Starting 2nd pass with:

ffmpeg -y -i J2.mp4 -threads 0 -skip_threshold 0 -bufsize 6000k -rc_init_occupancy 4000 -qmin 14 -qmax 24 -crf 19 -b:v 28278k -vcodec libvpx-vp9 -f webm -ab 255k -acodec libopus -pass 2 -passlogfile J2.log J2_2.webm

The current average for above parameters is around 20000kbit/s (encoded 4:59.84, average = 19641kbits/s, current frame = 20128kbits/s).
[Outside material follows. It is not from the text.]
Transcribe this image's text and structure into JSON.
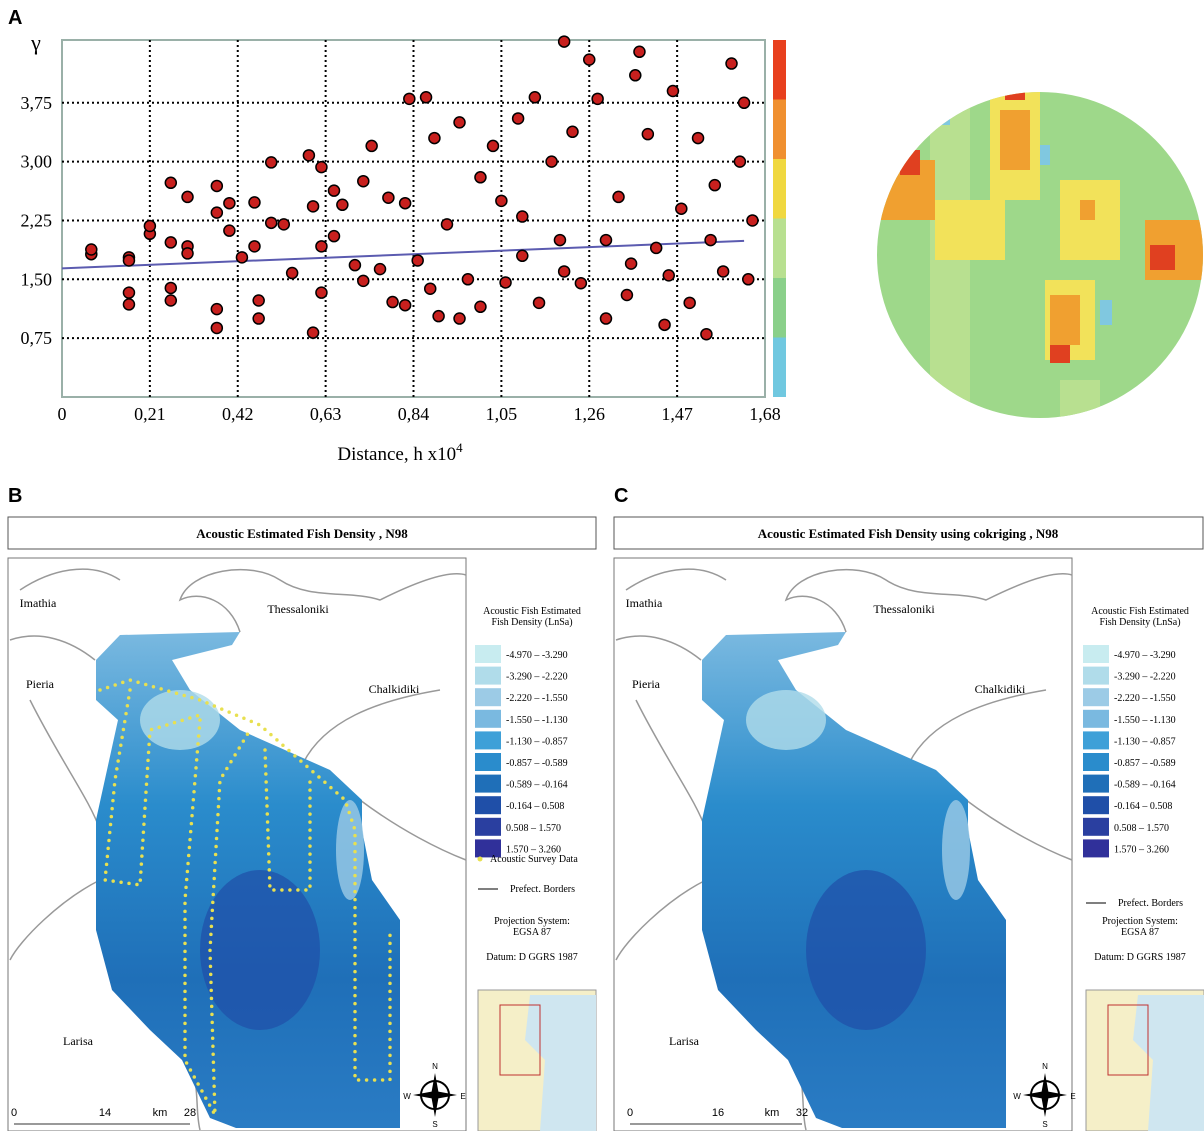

With that bitrate the file should end up around 2.8GiB. Watching a few seconds of the transcoded video via sshfs+ffplay I don't see bad video quality (but I did not compare with the source video).

Let's use GB for GiB in the future to avoid such confusion.

Um, no, "GB" is ambiguous, so "GB" should not be used at all (without clarification).

(Sorry for the late, tangential comment, but I didn't want that suggestion out there uncontested.)

The first transcode should be ready by tomorrow this time. The second might take a day longer.

Mentioned in SAL (#wikimedia-cloud) [2018-04-13T20:01:31Z] <zhuyifei1999_> bind mount /srv/zhuyifei1999 /srv/v2c/ssu on encoding01 so I can copy the videos to a publicly-accessible (v2c.wmflabs.org) instance local storage rather than the slooowww NFS T191572

@Dereckson https://v2c.wmflabs.org/J1.webm 3.3GiB sha1sum = 63888c9e0b2e913a90305548dc5d02e6d17fc3cf

frame=60382 fps=0.2 q=0.0 Lsize= 3415514kB time=00:16:46.36 bitrate=27802.9kbits/s dup=0 drop=10 speed=0.004x     
video:3384620kB audio:30073kB subtitle:0kB other streams:0kB global headers:0kB muxing overhead: 0.024073%

For future reference:

$ ffprobe -hide_banner J1.mp4 
Input #0, mov,mp4,m4a,3gp,3g2,mj2, from 'J1.mp4':
  Metadata:
    major_brand     : mp42
    minor_version   : 0
    compatible_brands: isommp42
    creation_time   : 2018-04-04 06:36:56
    location        : +35.8139+127.1483/
    location-eng    : +35.8139+127.1483/
    com.android.version: 7.0
  Duration: 00:16:46.35, start: 0.000000, bitrate: 28268 kb/s
    Stream #0:0(eng): Video: h264 (High) (avc1 / 0x31637661), yuv420p(tv, bt709), 1920x1080, 28005 kb/s, SAR 1:1 DAR 16:9, 60.01 fps, 60 tbr, 90k tbn, 180k tbc (default)
    Metadata:
      creation_time   : 2018-04-04 06:36:56
      handler_name    : VideoHandle
    Stream #0:1(eng): Audio: aac (LC) (mp4a / 0x6134706D), 48000 Hz, stereo, fltp, 256 kb/s (default)
    Metadata:
      creation_time   : 2018-04-04 06:36:56
      handler_name    : SoundHandle
$ ffprobe -hide_banner J1.webm
Input #0, matroska,webm, from 'J1.webm':
  Metadata:
    encoder         : Lavf57.25.100
  Duration: 00:16:46.37, start: 0.007000, bitrate: 27802 kb/s
    Stream #0:0(eng): Video: vp9 (Profile 0), yuv420p(tv), 1920x1080, SAR 1:1 DAR 16:9, 60 fps, 60 tbr, 1k tbn, 1k tbc (default)
    Stream #0:1(eng): Audio: opus, 48000 Hz, stereo, fltp (default)
$ ls -l J1.mp4 J1.webm
-rw-r--r-- 1 zhuyifei1999 wikidev 3555981415 Apr  9 17:26 J1.mp4
-rw-r--r-- 1 zhuyifei1999 wikidev 3497486751 Apr 14 14:26 J1.webm
Dereckson closed this task as Resolved.EditedApr 14 2018, 4:37 PM

Successfully uploaded at https://commons.wikimedia.org/wiki/File:Jeonbuk_Memorial_altar_for_70th_anniversary_of_the_Jeju_April_3rd_Incident_(1).webm

Thanks @Goryeo to have submitted this video and for your patience, thanks @zhuyifei1999 for your great video transcode support, it's appreciated.

(I'm still doing the second video though)

The second one has a dedicated task: T191610

Okay then, thanks for clarification.